System of Linear Equations
A system of linear equations is a set of two or more linear equations that have common variables. In our example, the system consists of two equations with two variables, \(x\) and \(y\):
- \(7x + 4y = 23\)
- \(11x - 5y = 70\)
Determinants
Determinants are scalar values that are calculated from a square matrix. They are particularly useful in solving systems of linear equations using methods like Cramer's Rule. The determinant of a 2x2 matrix \(\begin{vmatrix} a & b \ c & d \end{vmatrix}\) is found using the formula:\[D = ad - bc\]In Cramer's Rule, there are three main determinants to consider:
- The coefficient determinant \(D\), which is formed from the coefficients of the variables in the system.
- The determinant \(D_x\), where the first column of \(D\) is replaced with the constants from the equations, representing the right-hand side.
- The determinant \(D_y\), where the second column of \(D\) is replaced with the constants from the equations.
Cross Multiplication
Cross multiplication is a simple and effective way of calculating the determinant of a 2x2 matrix. In the context of Cramer's Rule, it is used to find the determinants \(D\), \(D_x\), and \(D_y\). The process involves multiplying diagonally:
- For \(D\), we calculate \(7\times(-5)\) and subtract \(4\times11\), resulting in \(-35 - 44 = -79\).
- For \(D_x\), multiply \(23\times(-5)\) minus \(4\times70\), giving \(-115 - 280 = -395\).
- For \(D_y\), the calculation is \(7\times70\) minus \(23\times11\), resulting in \(490 - 253 = 237\).

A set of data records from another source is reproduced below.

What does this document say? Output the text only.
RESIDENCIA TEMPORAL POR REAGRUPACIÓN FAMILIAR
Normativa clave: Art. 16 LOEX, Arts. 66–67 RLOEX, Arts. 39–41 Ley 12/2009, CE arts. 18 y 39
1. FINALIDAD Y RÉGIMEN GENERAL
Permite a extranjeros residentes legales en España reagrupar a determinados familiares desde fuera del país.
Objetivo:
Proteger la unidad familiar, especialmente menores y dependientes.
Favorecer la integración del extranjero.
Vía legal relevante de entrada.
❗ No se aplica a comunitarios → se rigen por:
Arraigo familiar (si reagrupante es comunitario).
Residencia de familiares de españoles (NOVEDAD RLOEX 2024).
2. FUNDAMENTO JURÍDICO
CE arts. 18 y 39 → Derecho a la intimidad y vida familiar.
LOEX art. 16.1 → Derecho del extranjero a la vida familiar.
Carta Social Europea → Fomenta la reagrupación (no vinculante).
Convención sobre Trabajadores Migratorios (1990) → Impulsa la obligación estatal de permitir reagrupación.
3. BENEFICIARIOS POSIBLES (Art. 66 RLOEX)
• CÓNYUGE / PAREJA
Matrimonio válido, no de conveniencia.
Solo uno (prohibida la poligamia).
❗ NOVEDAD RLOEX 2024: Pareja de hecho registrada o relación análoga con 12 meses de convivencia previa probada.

Algebraic Solution Methods
Algebraic solution methods involve finding solutions to equations using algebraic techniques rather than numerical or graphical ones. Cramer's Rule is one such method specifically used for solving a system of linear equations with an equal number of equations and variables. Once the determinants \(D\), \(D_x\), and \(D_y\) are calculated:
- \(x\) is found using the formula \(x = \frac{D_x}{D}\)
- \(y\) is determined by \(y = \frac{D_y}{D}\)